Da una causa per aver detto “bimbomin***ia” a un rapper fino alle vittorie in tribunale contro gli hater: Selvaggia Lucarelli parla delle sue battaglie legali con la solita graffiante ironia. «Vorrà dire che mi sto imborghesendo?»
Se c’è una persona che ha ormai fatto il “callo” alle querele, quella è Selvaggia Lucarelli. Da anni bersaglio preferito – e al tempo stesso tiratrice scelta – della rete, la giornalista e opinionista ha collezionato esposti e denunce quasi quanto follower. Ma, come ha raccontato con ironia ad Alessia Marcuzzi durante il programma Obbligo o verità, il trend pare in calo. E la cosa, sorprendentemente, la preoccupa.

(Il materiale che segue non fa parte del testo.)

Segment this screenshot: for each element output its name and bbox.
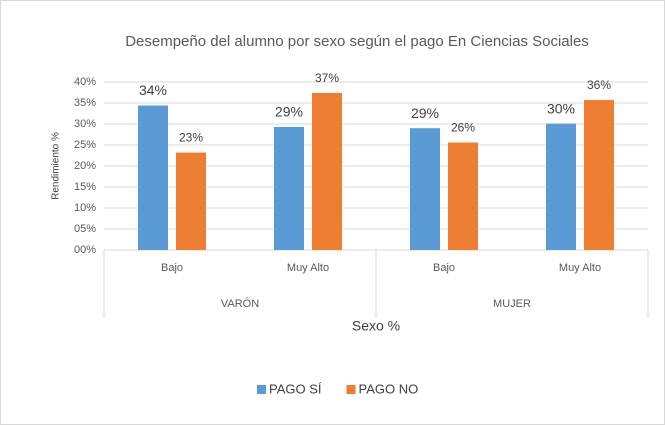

«Stanno diminuendo con il tempo, mi preoccupo. Vorrà dire che mi sto imborghesendo? Saranno massimo una decina le ultime», ha detto sorridendo, ammettendo però che in fondo ci ha fatto l’abitudine. E non solo: alcune le sono rimaste particolarmente nel cuore.
Quando Marcuzzi le ha chiesto qual è la sua querela preferita, Selvaggia ha risposto senza esitazioni: quella ricevuta da un noto rapper – il nome non è stato esplicitato, ma in molti pensano a Fedez – per averlo definito, in un post social, “bimbomin**ia”. «Questa mi diverte tantissimo – ha spiegato – perché immaginati gente togata che deve deliberare se sia un termine offensivo o solo giocoso. È un processo che ruota attorno a una parola. Non vedo l’ora!».
Eppure, dietro il sarcasmo, c’è anche la consapevolezza di quanto certi processi siano diventati battaglie simboliche. «La querela che più mi ha dato soddisfazione vincere? Quella contro alcuni miei hater. Quelle sentenze diventano il simbolo di una vittoria importante. Non per me come persona, ma per ciò che rappresentano. Far capire che non si può dire tutto, che esistono dei limiti, che anche sui social esiste la responsabilità delle parole».
Lucarelli è abituata agli attacchi, non solo verbali. Ma col tempo ha imparato a distinguere tra critiche legittime e violenza verbale gratuita. «Spesso mi accusano di dire le cose “troppo dirette”. Ma io credo che ci sia bisogno di dire le cose, appunto. Se no ci si abitua al rumore e si smette di ascoltare davvero».
Alla fine, però, è sempre la sua inconfondibile ironia a prendersi la scena. «Se arrivasse una settimana senza una querela – ha concluso, ridendo – probabilmente chiamerei l’avvocato preoccupata: “Dove ho sbagliato?”».